For the rest of the segment, Roland Martin did not deviate from trying to give the impression that the death penalty is as serious an issue to the Catholic Church as abortion is. He began by citing the current and the last pope: “One of the critical issues when it came to Bush speaking [in] 2001 [at Notre Dame] -- death penalty. I have heard Pope Benedict, as well as Pope John Paul II, talk about the death penalty, and they rank it just right up there with abortion.”

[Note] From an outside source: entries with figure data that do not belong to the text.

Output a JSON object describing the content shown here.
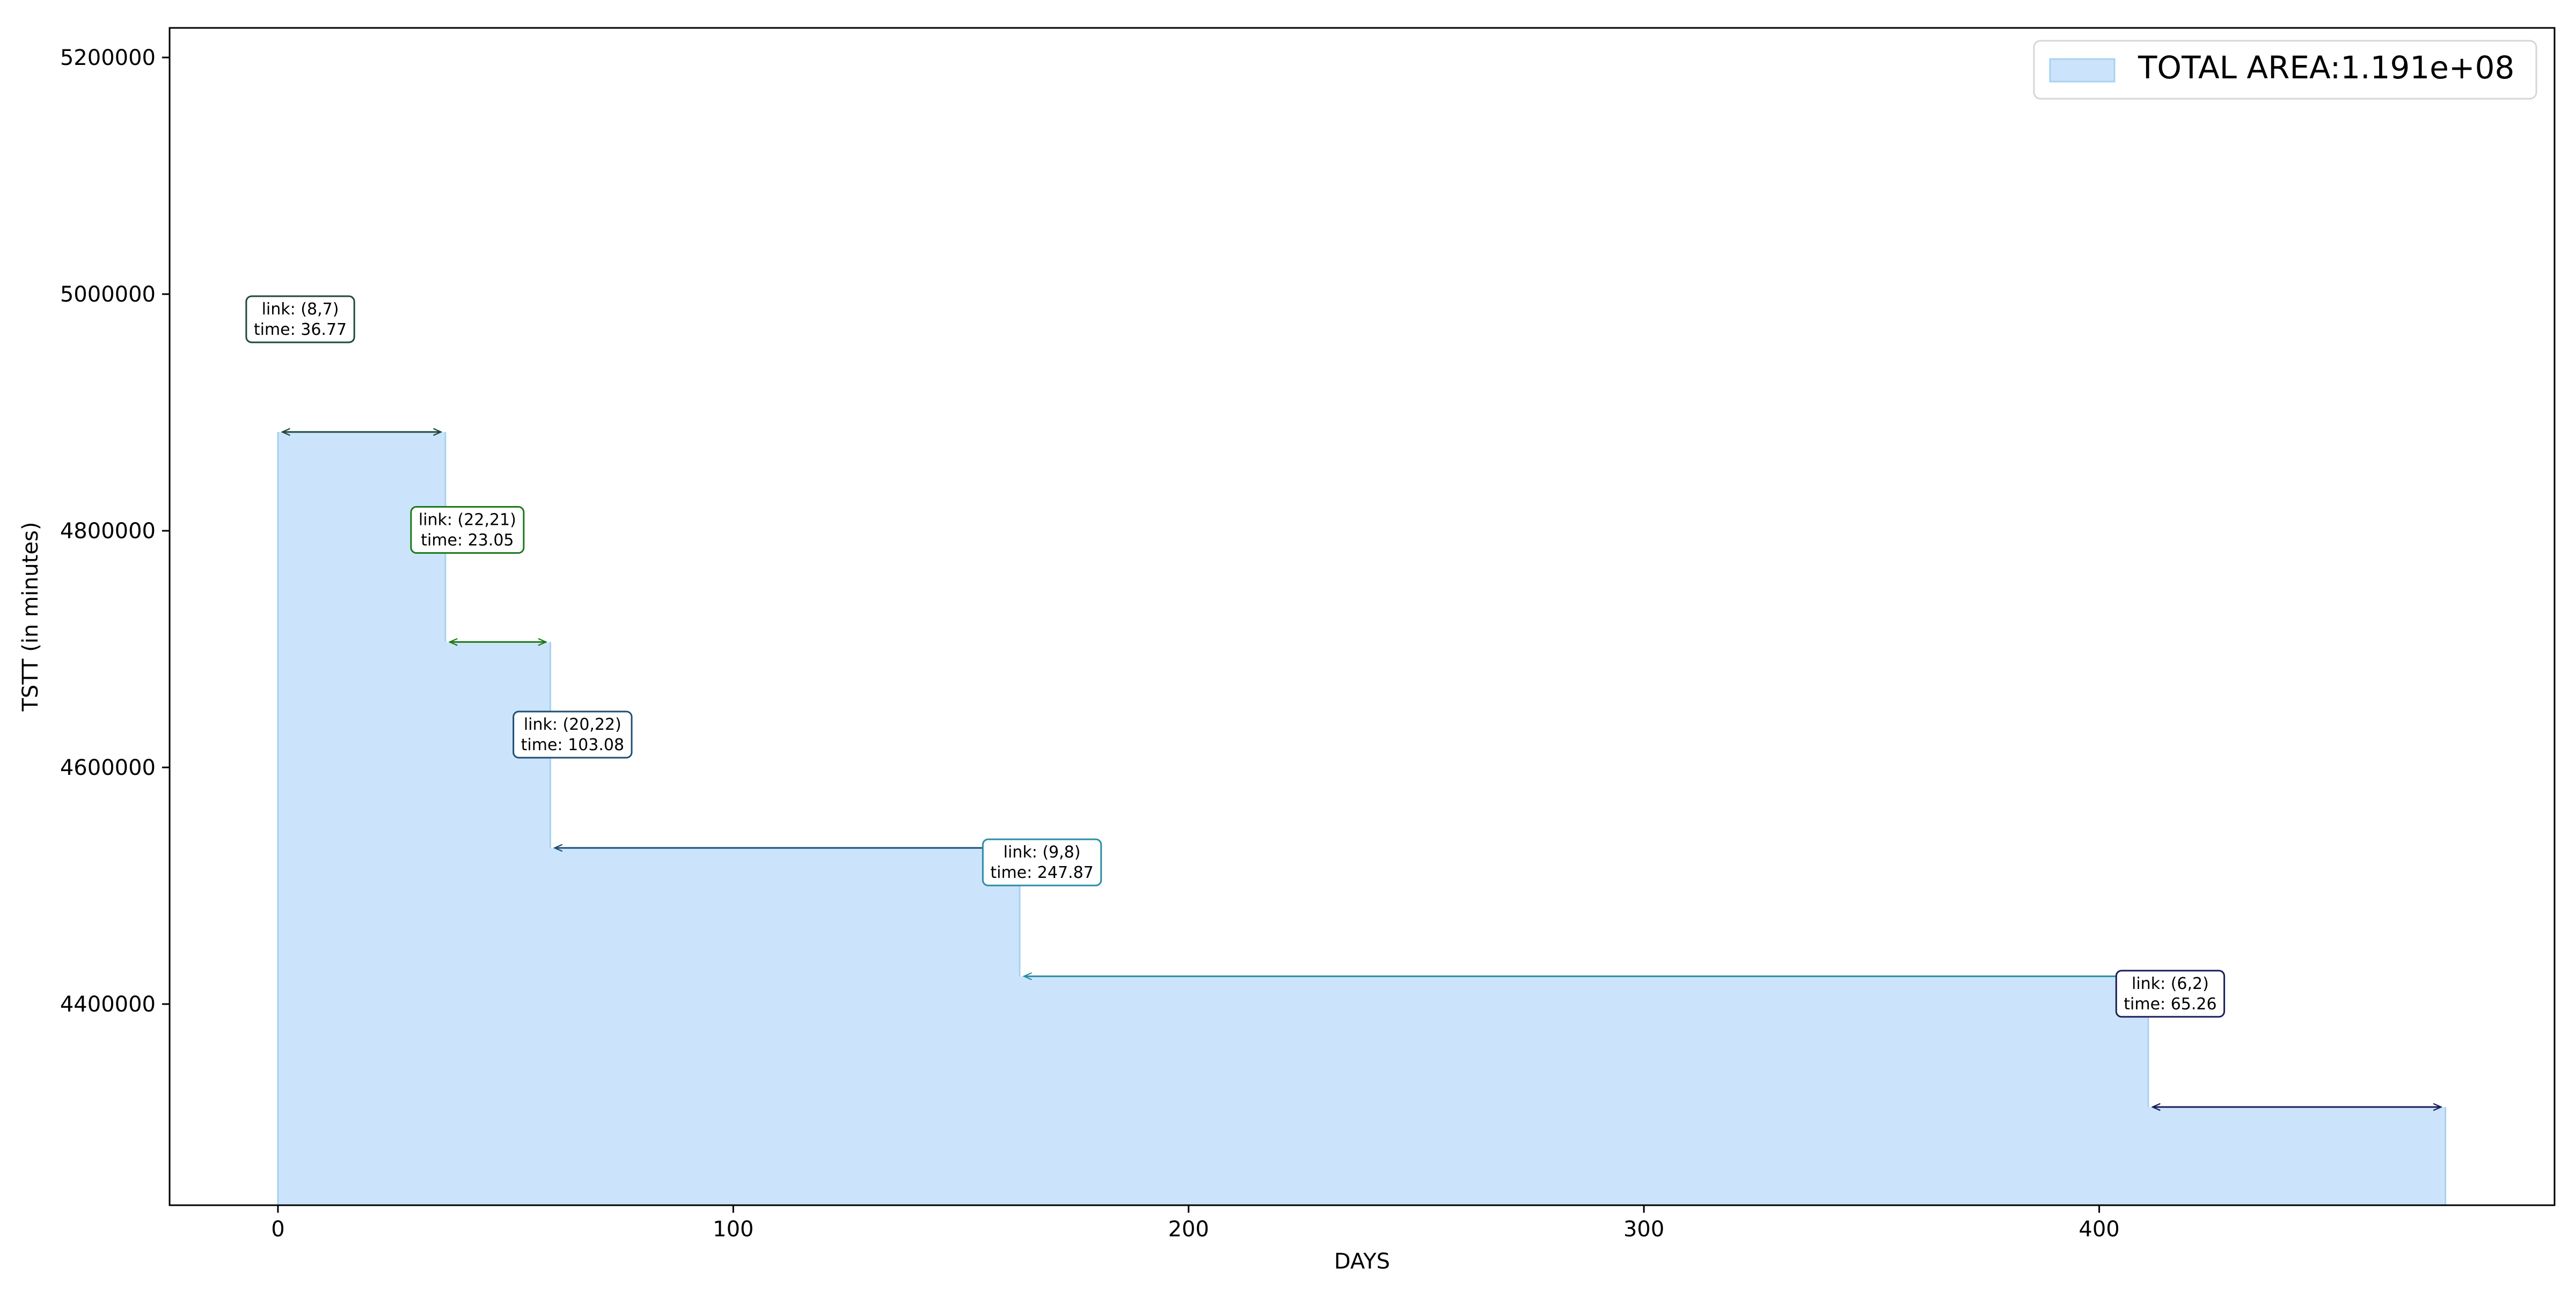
{
  "chart_data": {
    "type": "area",
    "title": "",
    "xlabel": "DAYS",
    "ylabel": "TSTT (in minutes)",
    "xlim": [
      -23.8,
      500.0
    ],
    "ylim": [
      4230000,
      5225000
    ],
    "xticks": [
      0,
      100,
      200,
      300,
      400
    ],
    "yticks": [
      4400000,
      4600000,
      4800000,
      5000000,
      5200000
    ],
    "grid": false,
    "legend": {
      "position": "top-right",
      "label": "TOTAL AREA:1.191e+08",
      "color": "#cce4fb",
      "edge_color": "#a7d1f2"
    },
    "fill_color": "#cce4fb",
    "edge_color": "#a7d1f2",
    "steps": [
      {
        "x_start": 0.0,
        "x_end": 36.77,
        "y": 4883500
      },
      {
        "x_start": 36.77,
        "x_end": 59.82,
        "y": 4706000
      },
      {
        "x_start": 59.82,
        "x_end": 162.9,
        "y": 4532000
      },
      {
        "x_start": 162.9,
        "x_end": 410.77,
        "y": 4423500
      },
      {
        "x_start": 410.77,
        "x_end": 476.03,
        "y": 4313000
      }
    ],
    "annotations": [
      {
        "link": "link: (8,7)",
        "time": "time: 36.77",
        "color": "#1d4a3a",
        "arrow_y": 4883500,
        "x_from": 0.0,
        "x_to": 36.77,
        "box_x": 4.9,
        "box_y": 4981000
      },
      {
        "link": "link: (22,21)",
        "time": "time: 23.05",
        "color": "#1b7a1b",
        "arrow_y": 4706000,
        "x_from": 36.77,
        "x_to": 59.82,
        "box_x": 41.6,
        "box_y": 4803000
      },
      {
        "link": "link: (20,22)",
        "time": "time: 103.08",
        "color": "#1e4e76",
        "arrow_y": 4532000,
        "x_from": 59.82,
        "x_to": 162.9,
        "box_x": 64.7,
        "box_y": 4630000
      },
      {
        "link": "link: (9,8)",
        "time": "time: 247.87",
        "color": "#2a8ea6",
        "arrow_y": 4423500,
        "x_from": 162.9,
        "x_to": 410.77,
        "box_x": 167.8,
        "box_y": 4522000
      },
      {
        "link": "link: (6,2)",
        "time": "time: 65.26",
        "color": "#1a1e5a",
        "arrow_y": 4313000,
        "x_from": 410.77,
        "x_to": 476.03,
        "box_x": 415.6,
        "box_y": 4411000
      }
    ]
  }
}
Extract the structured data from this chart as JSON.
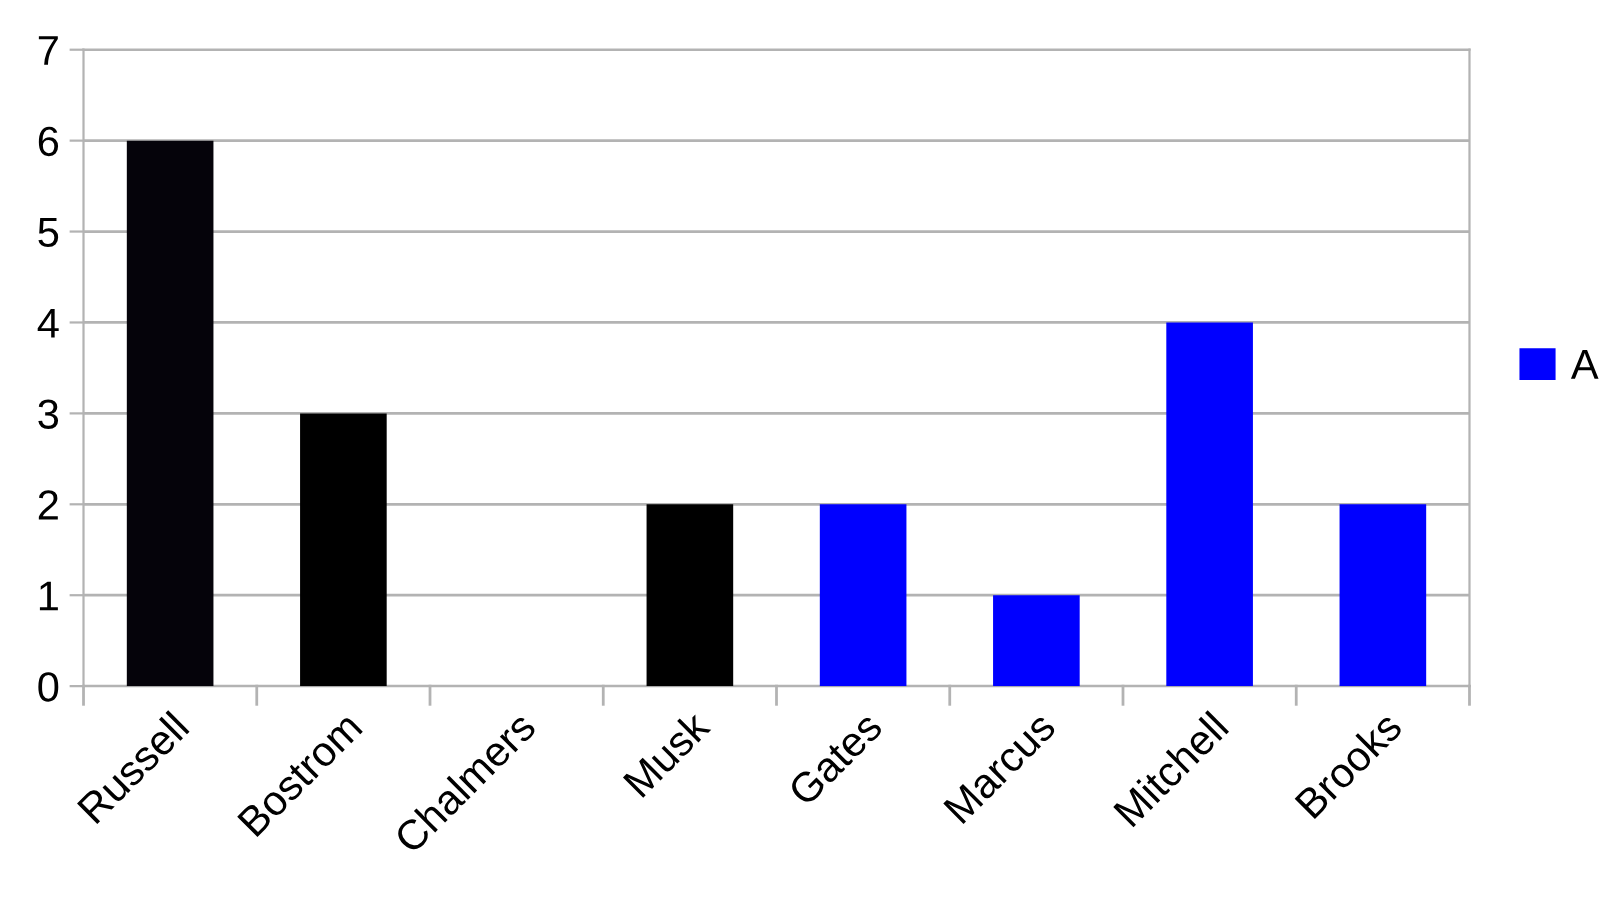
{
  "chart_data": {
    "type": "bar",
    "categories": [
      "Russell",
      "Bostrom",
      "Chalmers",
      "Musk",
      "Gates",
      "Marcus",
      "Mitchell",
      "Brooks"
    ],
    "series": [
      {
        "name": "A",
        "color": "#0000ff",
        "colors": [
          "#05030a",
          "#000000",
          "#000000",
          "#000000",
          "#0000ff",
          "#0000ff",
          "#0000ff",
          "#0000ff"
        ],
        "values": [
          6,
          3,
          0,
          2,
          2,
          1,
          4,
          2
        ]
      }
    ],
    "ylim": [
      0,
      7
    ],
    "yticks": [
      0,
      1,
      2,
      3,
      4,
      5,
      6,
      7
    ],
    "grid": "y",
    "legend": "right"
  }
}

As an admitted lapsed Catholic, the anchor should know better than to expound on Catholic doctrine as if he is an authority. In reality, these two popes, nor the Church as an institution, does not “rank it just right up there with abortion.” The Church’s opposition to the death penalty is a relatively new phenomenon, and it does not rise to the level of dogma. The Catechism of the Catholic Church makes it clear: “Assuming that the guilty party’s identity and responsibility have been fully determined, the traditional teaching of the Church does not exclude recourse to the death penalty, if this is the only possible way of effectively defending human lives against the unjust aggressor.” Whereas, Pope John Paul II wrote that “direct abortion...always constitutes a grave moral disorder, since it is the deliberate killing of an innocent human being. This doctrine is based upon the natural law and upon the written Word of God, is transmitted by the Church’s Tradition and taught by the ordinary and universal Magisterium” [the teaching authority of the Catholic Church].
There is one more instance that makes it clear that Roland Martin should probably recuse himself from covering Catholic issues. In March 2008, he twice equated the scandal over former Obama pastor the Reverend Jeremiah Wright to the sex scandals involving Catholic priests. If that doesn’t show that he isn’t an objective party with regards to the Catholic Church, I don’t know what does.